The reason I think Mitt’s comment comes from having read or been briefed on Why Nations Fail (aside from his comment attributing the opinion, in part, to books he has read) is because his comment basically repeats the book’s key gimmick: the authors compare Nogales, Mexico with Nogales, AZ, North and South Korea, and South and North America and with each claim the wealthier of the geographically contiguous pair is wealthy because of its relative freedom. Mitt is making the same comparison–explaining why people in contiguous geographic areas have dramatically different outcomes.
In both the book’s gimmick and what I suspect is Mitt’s appropriation of it, there’s something missing. Why Nations Fail claims that everyone in Nogales, AZ enjoys great political rights; it doesn’t consider the important economic role played in the Southwest by undocumented workers who enjoy no political rights. Nor does it consider the way the drug war strips money and viable economic growth out of the rest of Latin America. Similarly, while the book admits that the US has provided a lot of aid to South Korea since the Korean war–not to mention paid for its defense–it doesn’t consider how important that outside relationship has been in determining South Korea’s path since the war. And somewhere in the discussion of how the US evolved in a less extractive fashion than Latin America–which includes a discussion of genocide in Latin American–the authors state something to the effect of “the Native Americans [in the US] were sidelined” (I listened to the book, so I can’t give you the exact quote). “Sidelined” (if that’s the word the authors used) is the politically correct–and almost unremarked term–for extraction that democrats later go on to whitewash.
And all that’s before you get to the inter-state power dynamics that lie behind the success or failure of a lot of smaller client states, which itself tends to tolerate a lot of extraction the authors barely mentioned.
Now, if Mitt got his little theory from Why Nations Fail, it is a misreading of the book, though not a big one.

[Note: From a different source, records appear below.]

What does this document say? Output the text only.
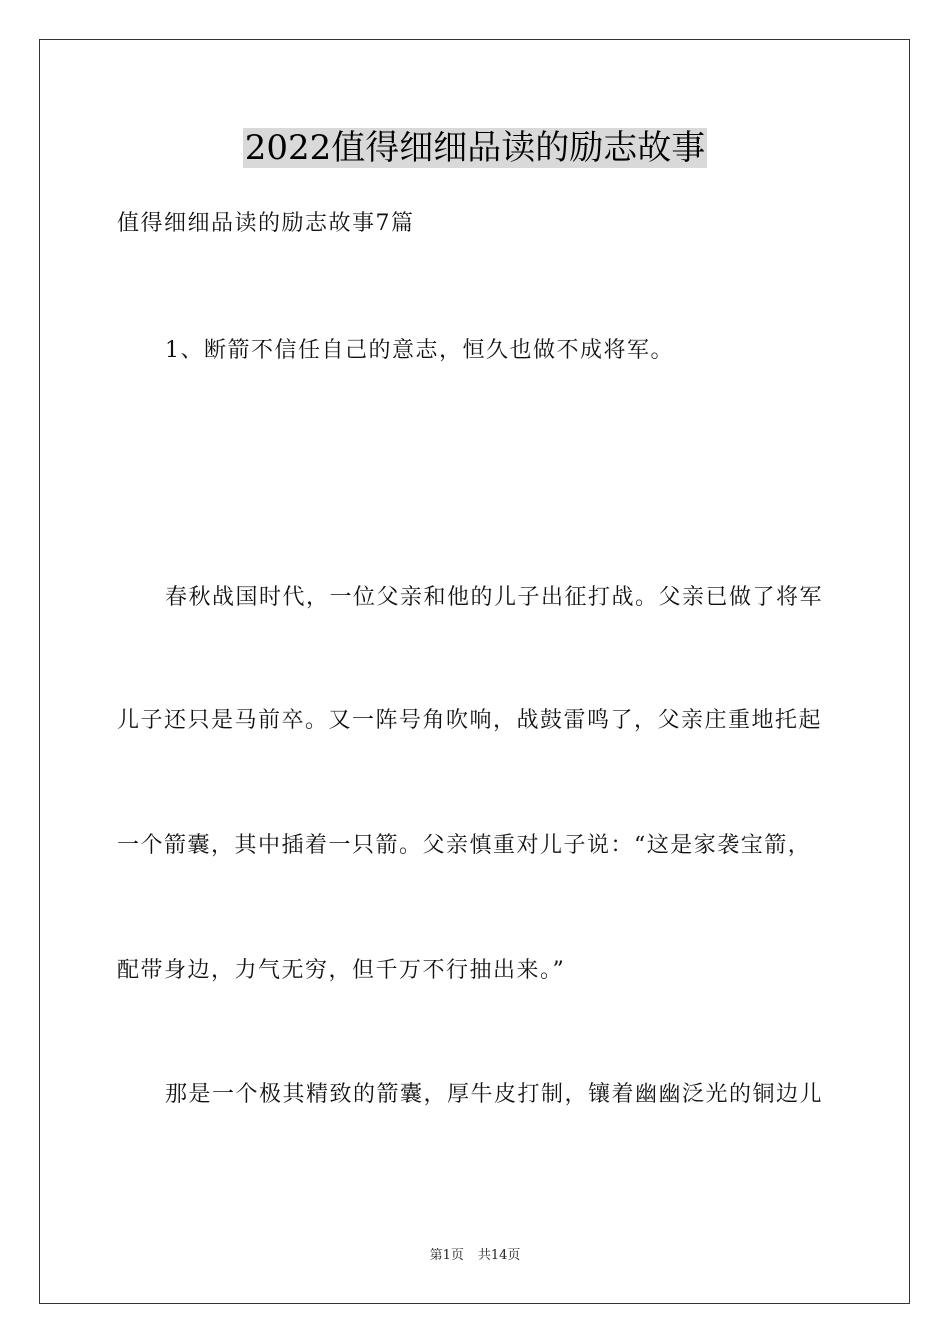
2022值得细细品读的励志故事
值得细细品读的励志故事7篇
1、断箭不信任自己的意志，恒久也做不成将军。
春秋战国时代，一位父亲和他的儿子出征打战。父亲已做了将军
儿子还只是马前卒。又一阵号角吹响，战鼓雷鸣了，父亲庄重地托起
一个箭囊，其中插着一只箭。父亲慎重对儿子说：“这是家袭宝箭，
配带身边，力气无穷，但千万不行抽出来。”
那是一个极其精致的箭囊，厚牛皮打制，镶着幽幽泛光的铜边儿
第1页 共14页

Mitt attributed the difference to culture, not politics. But in a policy world where people uncritically say Israel is the only democracy in the Middle East (ignoring Iran and Turkey, but also ignoring that Arabs in Israel–to say nothing of the occupied territories–don’t enjoy the same rights as other Israelis), Mitt really is just replicating Why Nations Fail‘s gimmick, pointing to democracy and innovation as a way to ignore the oppression that democratic regimes exert over others and instead celebrate that difference.
In which case, if I’m right, the whole flap should focus not just on the comment itself, but on what it says about Mitt’s cognitive ability (his slight misreading of the book), but also the policy elites’ fetishization of a book that engages in the same kind of whitewashing, to serve virtually the same end, a sort of blind self-congratulation.
Update: NYT’s Michael Barbaro, who has read Romney’s No Apology, says he cites David Landes’ The Wealth and Poverty of Nations in the book. IIRC, Why Nations Fail bills itself as a critique of Landes (though perhaps more his earlier technological determinism).